As one Senate GOP leadership aide wrote in an e-mail, “NOBODY knows who the hell he is.”
Inside a Capitol where deals are greased by relationships, Rodriguez seems to have very few. But senior White House officials say that is one of the reasons Obama picked him — viewing Rodriguez as an unblemished broker who doesn’t carry baggage from the president’s tumultuous first term.
Obama’s advisers believe the days of backroom deals are over; months of failed fiscal negotiations with Boehner in 2011 taught them that. Rodriguez, a 41-year-old Takoma Park native, is approaching the job more as a translator than a salesman, looking discreetly for areas where both parties might agree and finessing troublesome issues that present obstacles, Obama’s advisers said.
Rob Nabors, a White House deputy chief of staff and Rodriguez’s predecessor as chief liaison to Congress, said Rodriguez exudes “a dedication to his boss and getting the job done that really is sort of refreshing.”
“There is no aggrandizement of him or his views on anything that he does,” Nabors added. “I couldn’t tell you what his position on anything was beyond ‘This is what the president wants me to do, I’m going to go figure out how to get it done.’ ”
Obama’s advisers see a window of less than 18 months to cement the president’s legacy before midterm election season and, after that, the race to succeed him. It falls to Rodriguez — a soft-spoken and shy son of Hispanic immigrants born and raised in Montgomery County — to facilitate bipartisan accords on everything from fiscal policy to immigration to guns.
Top Republicans were puzzled by Rodriguez’s appointment at a time when the president has begun a schmooze-a-thon with Capitol Hill. Some didn’t notice at all.
“The White House legislative affairs operation, I think, is pretty weak,” said Rep. Tom Cole (Okla.), an influential Republican who has broken ranks with his party to back the administration on issues including the “fiscal cliff” and the Violence Against Women Act. “I could not tell you right now who the White House director of legislative affairs is.”

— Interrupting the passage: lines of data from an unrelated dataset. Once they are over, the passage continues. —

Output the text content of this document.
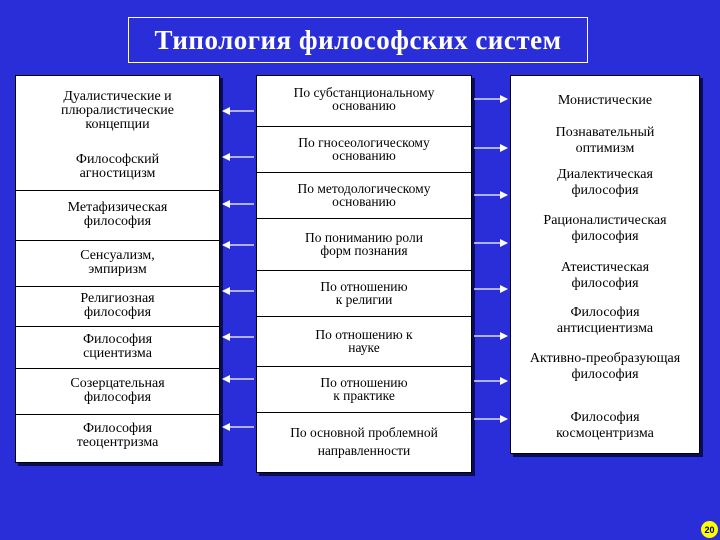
Типология философских систем
Дуалистические и
плюралистические
концепции
Философский
агностицизм
Метафизическая
философия
Сенсуализм,
эмпиризм
Религиозная
философия
Философия
сциентизма
Созерцательная
философия
Философия
теоцентризма
По субстанциональному
основанию
По гносеологическому
основанию
По методологическому
основанию
По пониманию роли
форм познания
По отношению
к религии
По отношению к
науке
По отношению
к практике
По основной проблемной
направленности
Монистические
Познавательный
оптимизм
Диалектическая
философия
Рационалистическая
философия
Атеистическая
философия
Философия
антисциентизма
Активно-преобразующая
философия
Философия
космоцентризма
20
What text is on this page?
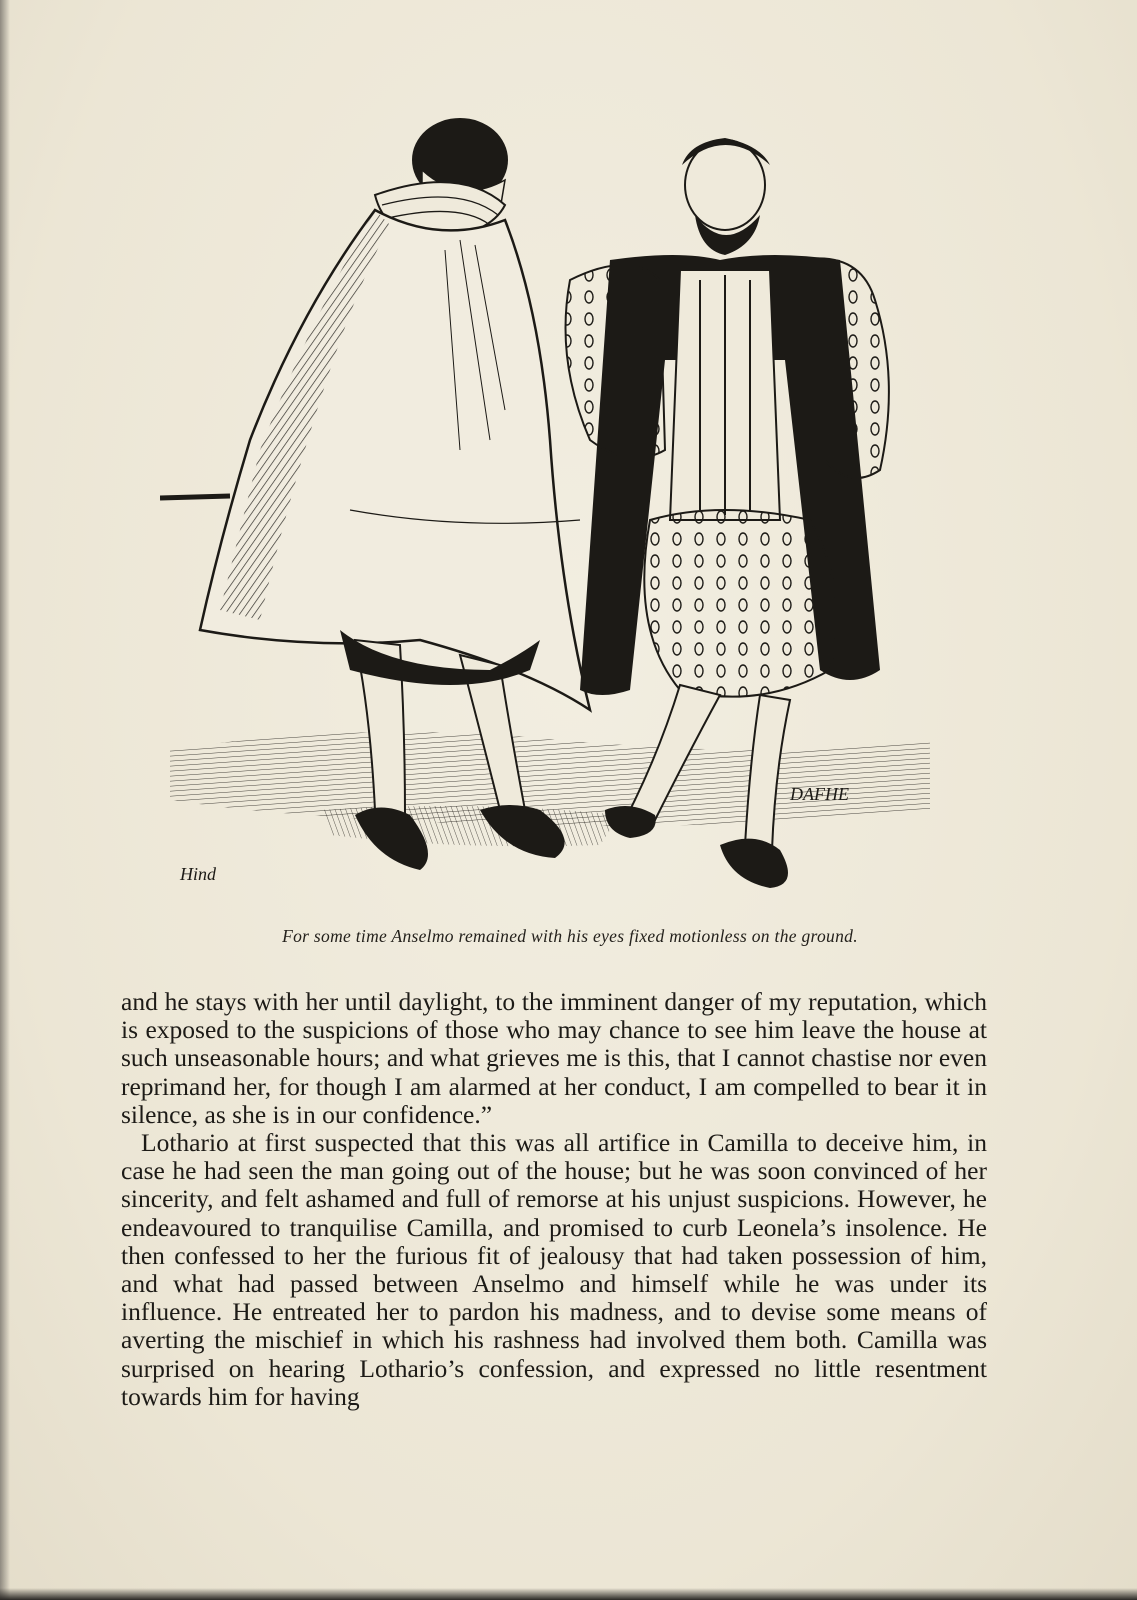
Hind
DAFHE
For some time Anselmo remained with his eyes fixed motionless on the ground.

and he stays with her until daylight, to the imminent danger of my reputation, which is exposed to the suspicions of those who may chance to see him leave the house at such unseasonable hours; and what grieves me is this, that I cannot chastise nor even reprimand her, for though I am alarmed at her conduct, I am compelled to bear it in silence, as she is in our confidence.”

Lothario at first suspected that this was all artifice in Camilla to deceive him, in case he had seen the man going out of the house; but he was soon convinced of her sincerity, and felt ashamed and full of remorse at his unjust suspicions. However, he endeavoured to tranquilise Camilla, and promised to curb Leonela’s insolence. He then confessed to her the furious fit of jealousy that had taken possession of him, and what had passed between Anselmo and himself while he was under its influence. He entreated her to pardon his madness, and to devise some means of averting the mischief in which his rashness had involved them both. Camilla was surprised on hearing Lothario’s confession, and expressed no little resentment towards him for having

Some Democrats, however, say that glad-handing is overrated, especially in an environment where most Republicans remain steadfastly opposed to the president’s agenda.
“I appreciate that this town works in knowing everybody and having a beer, but I don’t actually think that’s the most important thing for this job,” said Neera Tanden, chief executive of the Center for American Progress, who has worked with Rodriguez. “Where the rubber hits the road is how you look at an intractable problem and whether you can come up with a solution.”